Caças Eurofighter bricânicos e alemães sendo reabastecidos por um A-400 da Luftwaffe- Foto: RAF

O consórcio Eurofighter inclui a Airbus, a britânica BAE Systems e a italiana Leonardo.

A Dassault Aviation, da Airbus e da França, começou a trabalhar em um novo sistema aéreo de combate a ser financiado pela Alemanha, França e Espanha.

A BAE Systems e Leonardo estão trabalhando em um projeto rival conhecido como Tempest.

Mockup do futuro caça Tempest- Foto – Peter Nicholls/Reuters

O general italiano Gabriele Salvestroni, gerente geral da Agência de Gerenciamento de Tornadas e Eurofighter da OTAN (NETMA), disse que os contratos do estudo marcaram um novo capítulo na história do jato.

“Os contratos de estudo da LTE estabelecerão um roteiro claro para o futuro da plataforma, que a tornará relevante e resistente nas próximas décadas”, disse ele.
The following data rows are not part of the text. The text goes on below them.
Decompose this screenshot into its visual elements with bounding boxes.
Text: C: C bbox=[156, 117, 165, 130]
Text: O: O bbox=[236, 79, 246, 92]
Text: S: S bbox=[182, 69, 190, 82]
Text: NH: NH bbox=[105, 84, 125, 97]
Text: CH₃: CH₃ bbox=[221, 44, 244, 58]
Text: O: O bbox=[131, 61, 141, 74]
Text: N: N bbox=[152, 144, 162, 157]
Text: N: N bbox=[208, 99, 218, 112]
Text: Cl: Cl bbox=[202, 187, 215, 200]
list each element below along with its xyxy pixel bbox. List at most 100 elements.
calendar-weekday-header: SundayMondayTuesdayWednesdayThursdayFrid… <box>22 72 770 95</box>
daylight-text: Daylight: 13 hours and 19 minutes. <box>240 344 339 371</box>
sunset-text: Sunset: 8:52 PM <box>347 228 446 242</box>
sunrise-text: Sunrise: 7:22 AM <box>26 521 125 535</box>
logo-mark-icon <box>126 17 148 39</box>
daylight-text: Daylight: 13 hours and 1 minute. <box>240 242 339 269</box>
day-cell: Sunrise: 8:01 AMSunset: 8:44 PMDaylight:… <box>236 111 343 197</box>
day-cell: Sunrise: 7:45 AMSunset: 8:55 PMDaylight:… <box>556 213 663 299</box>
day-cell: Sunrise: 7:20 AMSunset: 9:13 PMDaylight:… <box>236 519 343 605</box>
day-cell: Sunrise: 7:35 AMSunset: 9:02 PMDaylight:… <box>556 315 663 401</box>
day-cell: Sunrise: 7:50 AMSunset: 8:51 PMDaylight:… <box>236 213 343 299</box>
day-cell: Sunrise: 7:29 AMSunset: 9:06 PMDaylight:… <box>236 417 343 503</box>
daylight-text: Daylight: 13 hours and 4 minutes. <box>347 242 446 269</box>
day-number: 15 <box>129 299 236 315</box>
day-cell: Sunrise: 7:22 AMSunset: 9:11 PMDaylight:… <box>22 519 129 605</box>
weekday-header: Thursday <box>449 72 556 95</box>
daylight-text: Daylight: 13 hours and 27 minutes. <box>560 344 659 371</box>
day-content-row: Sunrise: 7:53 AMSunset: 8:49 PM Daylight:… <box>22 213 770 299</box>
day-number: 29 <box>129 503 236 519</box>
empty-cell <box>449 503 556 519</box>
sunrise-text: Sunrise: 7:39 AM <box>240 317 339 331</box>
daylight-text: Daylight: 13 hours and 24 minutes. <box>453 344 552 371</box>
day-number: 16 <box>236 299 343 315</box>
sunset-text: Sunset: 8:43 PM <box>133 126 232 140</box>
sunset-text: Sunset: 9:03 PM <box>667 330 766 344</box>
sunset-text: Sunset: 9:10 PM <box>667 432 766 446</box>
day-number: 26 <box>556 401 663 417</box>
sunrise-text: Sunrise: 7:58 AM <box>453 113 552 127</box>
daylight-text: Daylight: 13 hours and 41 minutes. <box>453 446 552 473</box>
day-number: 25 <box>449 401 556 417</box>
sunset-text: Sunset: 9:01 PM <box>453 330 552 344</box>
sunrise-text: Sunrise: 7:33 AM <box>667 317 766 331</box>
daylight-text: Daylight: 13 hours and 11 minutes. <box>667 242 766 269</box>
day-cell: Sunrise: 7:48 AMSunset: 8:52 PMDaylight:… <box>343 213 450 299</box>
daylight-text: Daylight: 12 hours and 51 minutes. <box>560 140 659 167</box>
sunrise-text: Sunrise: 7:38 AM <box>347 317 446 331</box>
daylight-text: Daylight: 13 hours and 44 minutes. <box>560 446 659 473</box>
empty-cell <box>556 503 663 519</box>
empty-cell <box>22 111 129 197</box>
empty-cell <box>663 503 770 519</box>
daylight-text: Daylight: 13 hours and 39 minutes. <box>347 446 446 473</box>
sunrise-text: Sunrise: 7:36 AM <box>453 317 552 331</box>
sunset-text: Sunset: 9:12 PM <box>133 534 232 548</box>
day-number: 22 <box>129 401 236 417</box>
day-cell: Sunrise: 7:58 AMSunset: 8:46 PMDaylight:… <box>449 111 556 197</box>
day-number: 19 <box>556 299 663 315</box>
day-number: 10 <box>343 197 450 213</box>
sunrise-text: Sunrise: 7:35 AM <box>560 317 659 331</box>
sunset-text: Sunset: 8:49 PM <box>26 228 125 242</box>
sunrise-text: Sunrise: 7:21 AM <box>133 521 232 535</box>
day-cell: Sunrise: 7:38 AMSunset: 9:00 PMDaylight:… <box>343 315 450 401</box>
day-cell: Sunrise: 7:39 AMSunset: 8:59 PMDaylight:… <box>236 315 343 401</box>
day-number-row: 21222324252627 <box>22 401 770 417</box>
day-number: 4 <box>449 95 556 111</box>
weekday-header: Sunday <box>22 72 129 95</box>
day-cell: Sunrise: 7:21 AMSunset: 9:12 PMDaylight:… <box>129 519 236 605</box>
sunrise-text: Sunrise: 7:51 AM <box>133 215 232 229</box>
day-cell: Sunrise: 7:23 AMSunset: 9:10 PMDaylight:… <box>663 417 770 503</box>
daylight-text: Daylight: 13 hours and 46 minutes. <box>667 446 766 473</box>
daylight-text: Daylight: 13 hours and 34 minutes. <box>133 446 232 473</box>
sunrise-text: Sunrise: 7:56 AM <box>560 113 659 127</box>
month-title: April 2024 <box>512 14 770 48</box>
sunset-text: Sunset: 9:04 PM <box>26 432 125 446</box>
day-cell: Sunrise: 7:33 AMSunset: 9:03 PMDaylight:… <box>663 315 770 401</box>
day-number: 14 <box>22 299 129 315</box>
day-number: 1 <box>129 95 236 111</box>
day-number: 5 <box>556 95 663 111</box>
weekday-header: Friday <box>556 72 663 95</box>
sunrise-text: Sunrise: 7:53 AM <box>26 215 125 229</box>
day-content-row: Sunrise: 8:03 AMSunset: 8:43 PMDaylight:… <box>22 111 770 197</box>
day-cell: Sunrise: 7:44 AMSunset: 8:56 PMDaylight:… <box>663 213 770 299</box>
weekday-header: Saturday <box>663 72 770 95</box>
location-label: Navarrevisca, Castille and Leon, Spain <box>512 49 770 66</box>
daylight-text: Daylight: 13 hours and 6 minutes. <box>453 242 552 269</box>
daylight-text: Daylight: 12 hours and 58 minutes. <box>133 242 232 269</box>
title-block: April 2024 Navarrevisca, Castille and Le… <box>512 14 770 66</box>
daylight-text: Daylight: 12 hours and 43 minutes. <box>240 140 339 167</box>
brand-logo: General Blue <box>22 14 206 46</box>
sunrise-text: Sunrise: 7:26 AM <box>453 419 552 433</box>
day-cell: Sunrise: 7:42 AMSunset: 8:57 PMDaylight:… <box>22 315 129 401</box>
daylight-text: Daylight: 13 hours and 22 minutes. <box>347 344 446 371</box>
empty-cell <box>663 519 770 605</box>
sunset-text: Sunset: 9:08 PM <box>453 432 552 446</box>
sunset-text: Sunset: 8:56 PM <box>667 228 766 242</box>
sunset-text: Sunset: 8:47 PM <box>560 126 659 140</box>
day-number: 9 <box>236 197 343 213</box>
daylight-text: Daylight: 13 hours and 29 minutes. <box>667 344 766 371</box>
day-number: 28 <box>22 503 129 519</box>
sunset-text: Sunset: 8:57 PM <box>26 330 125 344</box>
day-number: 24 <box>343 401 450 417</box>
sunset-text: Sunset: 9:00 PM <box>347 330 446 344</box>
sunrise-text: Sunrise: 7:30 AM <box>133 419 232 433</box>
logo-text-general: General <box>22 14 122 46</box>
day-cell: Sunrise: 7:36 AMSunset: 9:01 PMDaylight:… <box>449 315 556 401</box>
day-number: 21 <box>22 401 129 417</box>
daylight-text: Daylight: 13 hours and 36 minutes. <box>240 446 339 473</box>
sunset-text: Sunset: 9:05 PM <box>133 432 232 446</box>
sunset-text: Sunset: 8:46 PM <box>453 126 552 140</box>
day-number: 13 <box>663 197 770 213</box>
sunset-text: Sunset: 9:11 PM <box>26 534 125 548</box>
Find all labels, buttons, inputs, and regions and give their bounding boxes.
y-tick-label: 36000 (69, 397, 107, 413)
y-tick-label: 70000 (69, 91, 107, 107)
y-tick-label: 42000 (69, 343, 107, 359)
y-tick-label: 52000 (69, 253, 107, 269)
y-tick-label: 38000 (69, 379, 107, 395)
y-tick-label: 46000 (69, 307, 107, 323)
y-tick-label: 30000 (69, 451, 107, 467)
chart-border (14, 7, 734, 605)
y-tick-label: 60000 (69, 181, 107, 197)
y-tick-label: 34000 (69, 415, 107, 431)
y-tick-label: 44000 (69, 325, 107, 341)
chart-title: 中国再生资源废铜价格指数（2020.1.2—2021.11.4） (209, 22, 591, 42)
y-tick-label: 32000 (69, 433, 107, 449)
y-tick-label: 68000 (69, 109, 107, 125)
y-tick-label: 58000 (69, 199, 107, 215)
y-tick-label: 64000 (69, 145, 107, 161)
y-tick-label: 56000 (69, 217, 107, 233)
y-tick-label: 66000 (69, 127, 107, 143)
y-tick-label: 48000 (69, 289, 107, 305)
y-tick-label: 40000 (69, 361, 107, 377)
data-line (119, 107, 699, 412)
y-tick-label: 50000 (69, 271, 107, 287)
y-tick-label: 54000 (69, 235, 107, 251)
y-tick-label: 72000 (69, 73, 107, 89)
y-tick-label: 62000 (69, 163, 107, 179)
O Eurofighter Typhoon acumulou mais de 530.000 horas de vôo, com 623 aeronaves encomendadas e 558 entregues.

Eurofighter Typhoon é espeinha dorsal da RAF- Foto: RAF

Peter Maute, diretor de marketing do Eurofighter, disse que entre 150 e 200 aviões poderão ser vendidos para clientes internacionais nos próximos anos, além dos pedidos já aprovados de países parceiros como a Alemanha.

O Eurofighter está concorrendo a pedidos contra o caça F-35 dos EUA, construído pela Lockheed Martin e pela F / A-18E / F Super Hornet, da Boeing, na Suíça e na Finlândia.

Maute disse que a empresa também ainda está envolvida em uma competição no Canadá e ainda não decidiu se vai continuar.